TheGeekery

The Usual Tech Ramblings

PowerShell; Changing startup properties of a service

Windows 2008 doesn’t have SMTP as part of IIS any more. It’s only kept around by shipping the IIS 6 libraries with it, which means it’s managed by the old IIS 6 utilities. We installed SMTP so that our web servers had a relaying agent so if there were any delays talking to the main SMTP server the app wouldn’t crash out. The problem is, the default setting is for the SMTP service to be set to a manual startup, rather than Automatic. This is easily remedied by going through the services management utilities, or powershell one liner…

gwmi win32_service | ?{$_.name -like "*SMTP*"} | %{$_.changestartmode("Automatic")}

This is actually 3 steps.
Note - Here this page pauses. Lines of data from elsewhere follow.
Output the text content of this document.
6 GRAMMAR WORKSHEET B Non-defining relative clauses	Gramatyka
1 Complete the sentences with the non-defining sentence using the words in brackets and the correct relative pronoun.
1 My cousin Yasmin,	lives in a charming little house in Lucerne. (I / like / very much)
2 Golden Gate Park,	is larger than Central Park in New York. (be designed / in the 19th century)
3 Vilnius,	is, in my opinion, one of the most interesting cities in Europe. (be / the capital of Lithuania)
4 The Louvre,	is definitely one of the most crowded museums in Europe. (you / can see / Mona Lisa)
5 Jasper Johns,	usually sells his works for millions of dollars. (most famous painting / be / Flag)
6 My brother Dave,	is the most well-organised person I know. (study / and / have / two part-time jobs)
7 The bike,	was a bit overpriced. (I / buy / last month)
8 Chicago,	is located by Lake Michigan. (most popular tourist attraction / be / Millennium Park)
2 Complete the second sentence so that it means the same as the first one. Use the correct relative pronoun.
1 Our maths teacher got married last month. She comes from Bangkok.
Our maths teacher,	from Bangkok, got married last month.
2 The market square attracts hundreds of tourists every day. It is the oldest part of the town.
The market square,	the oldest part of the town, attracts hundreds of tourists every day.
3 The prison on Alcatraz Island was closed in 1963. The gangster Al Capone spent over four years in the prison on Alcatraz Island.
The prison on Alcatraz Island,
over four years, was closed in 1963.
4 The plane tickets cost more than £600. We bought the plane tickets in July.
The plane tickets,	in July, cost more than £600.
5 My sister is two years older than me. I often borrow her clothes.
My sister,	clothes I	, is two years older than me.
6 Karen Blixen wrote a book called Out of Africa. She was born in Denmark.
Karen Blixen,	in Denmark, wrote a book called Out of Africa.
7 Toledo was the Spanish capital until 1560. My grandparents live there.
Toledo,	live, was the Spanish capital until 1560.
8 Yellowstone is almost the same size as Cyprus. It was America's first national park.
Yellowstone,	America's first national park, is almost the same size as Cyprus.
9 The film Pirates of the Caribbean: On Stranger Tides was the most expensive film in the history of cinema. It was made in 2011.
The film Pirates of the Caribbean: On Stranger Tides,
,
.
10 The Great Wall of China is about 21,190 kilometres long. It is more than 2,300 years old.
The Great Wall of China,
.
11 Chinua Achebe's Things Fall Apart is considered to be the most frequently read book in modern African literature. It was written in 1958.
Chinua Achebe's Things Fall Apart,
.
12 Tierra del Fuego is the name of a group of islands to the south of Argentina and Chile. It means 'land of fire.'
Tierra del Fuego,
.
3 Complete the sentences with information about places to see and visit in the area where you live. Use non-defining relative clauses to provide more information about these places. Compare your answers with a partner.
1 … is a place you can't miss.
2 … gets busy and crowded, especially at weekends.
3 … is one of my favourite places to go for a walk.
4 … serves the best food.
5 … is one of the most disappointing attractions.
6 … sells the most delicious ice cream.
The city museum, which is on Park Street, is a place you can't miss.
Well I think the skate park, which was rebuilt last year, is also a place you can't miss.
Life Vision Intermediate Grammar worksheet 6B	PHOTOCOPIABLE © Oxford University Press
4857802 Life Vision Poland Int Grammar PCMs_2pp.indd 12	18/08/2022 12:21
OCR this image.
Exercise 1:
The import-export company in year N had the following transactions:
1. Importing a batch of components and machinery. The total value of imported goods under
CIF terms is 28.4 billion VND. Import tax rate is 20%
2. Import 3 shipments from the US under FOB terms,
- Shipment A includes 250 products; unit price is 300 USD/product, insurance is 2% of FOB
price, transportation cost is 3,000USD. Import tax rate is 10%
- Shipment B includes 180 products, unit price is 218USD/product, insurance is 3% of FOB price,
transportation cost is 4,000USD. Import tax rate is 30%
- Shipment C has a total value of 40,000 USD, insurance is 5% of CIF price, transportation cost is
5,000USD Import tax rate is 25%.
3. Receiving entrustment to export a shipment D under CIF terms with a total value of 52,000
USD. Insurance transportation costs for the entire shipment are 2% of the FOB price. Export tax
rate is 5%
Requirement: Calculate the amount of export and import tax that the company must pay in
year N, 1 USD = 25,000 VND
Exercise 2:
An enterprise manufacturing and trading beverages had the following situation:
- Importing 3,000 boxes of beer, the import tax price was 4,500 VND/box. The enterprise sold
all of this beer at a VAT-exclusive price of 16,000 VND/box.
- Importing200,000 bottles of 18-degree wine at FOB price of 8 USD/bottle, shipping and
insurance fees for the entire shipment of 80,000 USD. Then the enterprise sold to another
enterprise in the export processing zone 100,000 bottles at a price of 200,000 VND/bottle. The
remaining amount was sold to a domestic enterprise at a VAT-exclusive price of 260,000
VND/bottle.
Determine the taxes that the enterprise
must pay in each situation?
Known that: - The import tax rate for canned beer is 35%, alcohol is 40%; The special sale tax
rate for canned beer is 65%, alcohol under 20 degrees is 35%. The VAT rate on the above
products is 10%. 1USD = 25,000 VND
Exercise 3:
The first step connects to WMI and fetches all the services. The second limits the scope to just services with SMTP in the name. And the third is using the returned object and changing settings.
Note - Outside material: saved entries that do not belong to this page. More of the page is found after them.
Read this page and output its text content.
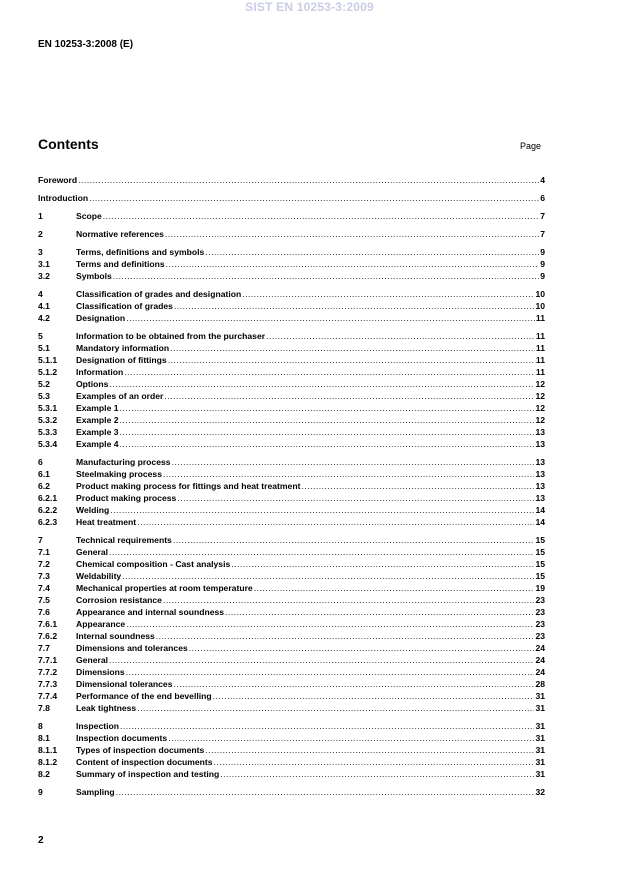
SIST EN 10253-3:2009
EN 10253-3:2008 (E)
Contents	Page
Foreword .....	4
Introduction .....	6
1	Scope .....	7
2	Normative references .....	7
3	Terms, definitions and symbols .....	9
3.1	Terms and definitions .....	9
3.2	Symbols .....	9
4	Classification of grades and designation .....	10
4.1	Classification of grades .....	10
4.2	Designation .....	11
5	Information to be obtained from the purchaser .....	11
5.1	Mandatory information .....	11
5.1.1	Designation of fittings .....	11
5.1.2	Information .....	11
5.2	Options .....	12
5.3	Examples of an order .....	12
5.3.1	Example 1 .....	12
5.3.2	Example 2 .....	12
5.3.3	Example 3 .....	13
5.3.4	Example 4 .....	13
6	Manufacturing process .....	13
6.1	Steelmaking process .....	13
6.2	Product making process for fittings and heat treatment .....	13
6.2.1	Product making process .....	13
6.2.2	Welding .....	14
6.2.3	Heat treatment .....	14
7	Technical requirements .....	15
7.1	General .....	15
7.2	Chemical composition - Cast analysis .....	15
7.3	Weldability .....	15
7.4	Mechanical properties at room temperature .....	19
7.5	Corrosion resistance .....	23
7.6	Appearance and internal soundness .....	23
7.6.1	Appearance .....	23
7.6.2	Internal soundness .....	23
7.7	Dimensions and tolerances .....	24
7.7.1	General .....	24
7.7.2	Dimensions .....	24
7.7.3	Dimensional tolerances .....	28
7.7.4	Performance of the end bevelling .....	31
7.8	Leak tightness .....	31
8	Inspection .....	31
8.1	Inspection documents .....	31
8.1.1	Types of inspection documents .....	31
8.1.2	Content of inspection documents .....	31
8.2	Summary of inspection and testing .....	31
9	Sampling .....	32
2
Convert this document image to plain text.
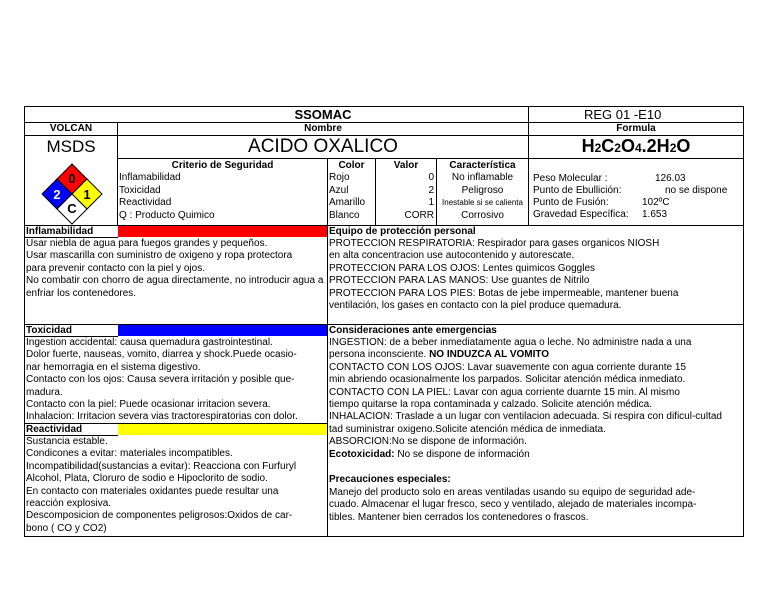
SSOMAC	REG 01 -E10
VOLCAN	Nombre	Formula
MSDS	ACIDO OXALICO	H2C2O4.2H2O
0
2 1
C
Criterio de Seguridad	Color	Valor	Característica
Inflamabilidad	Rojo	0	No inflamable
Toxicidad	Azul	2	Peligroso
Reactividad	Amarillo	1	Inestable si se calienta
Q : Producto Quimico	Blanco	CORR	Corrosivo
Peso Molecular :	126.03
Punto de Ebullición:	no se dispone
Punto de Fusión:	102ºC
Gravedad Específica: 1.653
Inflamabilidad
Usar niebla de agua para fuegos grandes y pequeños.
Usar mascarilla con suministro de oxigeno y ropa protectora
para prevenir contacto con la piel y ojos.
No combatir con chorro de agua directamente, no introducir agua a
enfriar los contenedores.
Toxicidad
Ingestion accidental: causa quemadura gastrointestinal.
Dolor fuerte, nauseas, vomito, diarrea y shock.Puede ocasio-
nar hemorragia en el sistema digestivo.
Contacto con los ojos: Causa severa irritación y posible que-
madura.
Contacto con la piel: Puede ocasionar irritacion severa.
Inhalacion: Irritacion severa vias tractorespiratorias con dolor.
Reactividad
Sustancia estable.
Condicones a evitar: materiales incompatibles.
Incompatibilidad(sustancias a evitar): Reacciona con Furfuryl
Alcohol, Plata, Cloruro de sodio e Hipoclorito de sodio.
En contacto con materiales oxidantes puede resultar una
reacción explosiva.
Descomposicion de componentes peligrosos:Oxidos de car-
bono ( CO y CO2)
Equipo de protección personal
PROTECCION RESPIRATORIA: Respirador para gases organicos NIOSH
en alta concentracion use autocontenido y autorescate.
PROTECCION PARA LOS OJOS: Lentes quimicos Goggles
PROTECCION PARA LAS MANOS: Use guantes de Nitrilo
PROTECCION PARA LOS PIES: Botas de jebe impermeable, mantener buena
ventilación, los gases en contacto con la piel produce quemadura.
Consideraciones ante emergencias
INGESTION: de a beber inmediatamente agua o leche. No administre nada a una
persona inconsciente. NO INDUZCA AL VOMITO
CONTACTO CON LOS OJOS: Lavar suavemente con agua corriente durante 15
min abriendo ocasionalmente los parpados. Solicitar atención médica inmediato.
CONTACTO CON LA PIEL: Lavar con agua corriente duarnte 15 min. Al mismo
tiempo quitarse la ropa contaminada y calzado. Solicite atención médica.
INHALACION: Traslade a un lugar con ventilacion adecuada. Si respira con dificul-cultad
tad suministrar oxigeno.Solicite atención médica de inmediata.
ABSORCION:No se dispone de información.
Ecotoxicidad: No se dispone de información
Precauciones especiales:
Manejo del producto solo en areas ventiladas usando su equipo de seguridad ade-
cuado. Almacenar el lugar fresco, seco y ventilado, alejado de materiales incompa-
tibles. Mantener bien cerrados los contenedores o frascos.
When run, a buunch of data is returned telling to the state of the command:

__GENUS          : 2
__CLASS          : __PARAMETERS
__SUPERCLASS     :
__DYNASTY        : __PARAMETERS
__RELPATH        :
__PROPERTY_COUNT : 1
__DERIVATION     : {}
__SERVER         :
__NAMESPACE      :
__PATH           :
ReturnValue      : 0

You can verify that the command worked properly by looking at the ReturnValue, or by running the command again, but without the set step…

ExitCode  : 0
Name      : SMTPSVC
ProcessId : 7024
StartMode : Auto
State     : Running
Status    : OK

Running this command on a 2008 server is about 10 times faster than waiting for the services utility to open.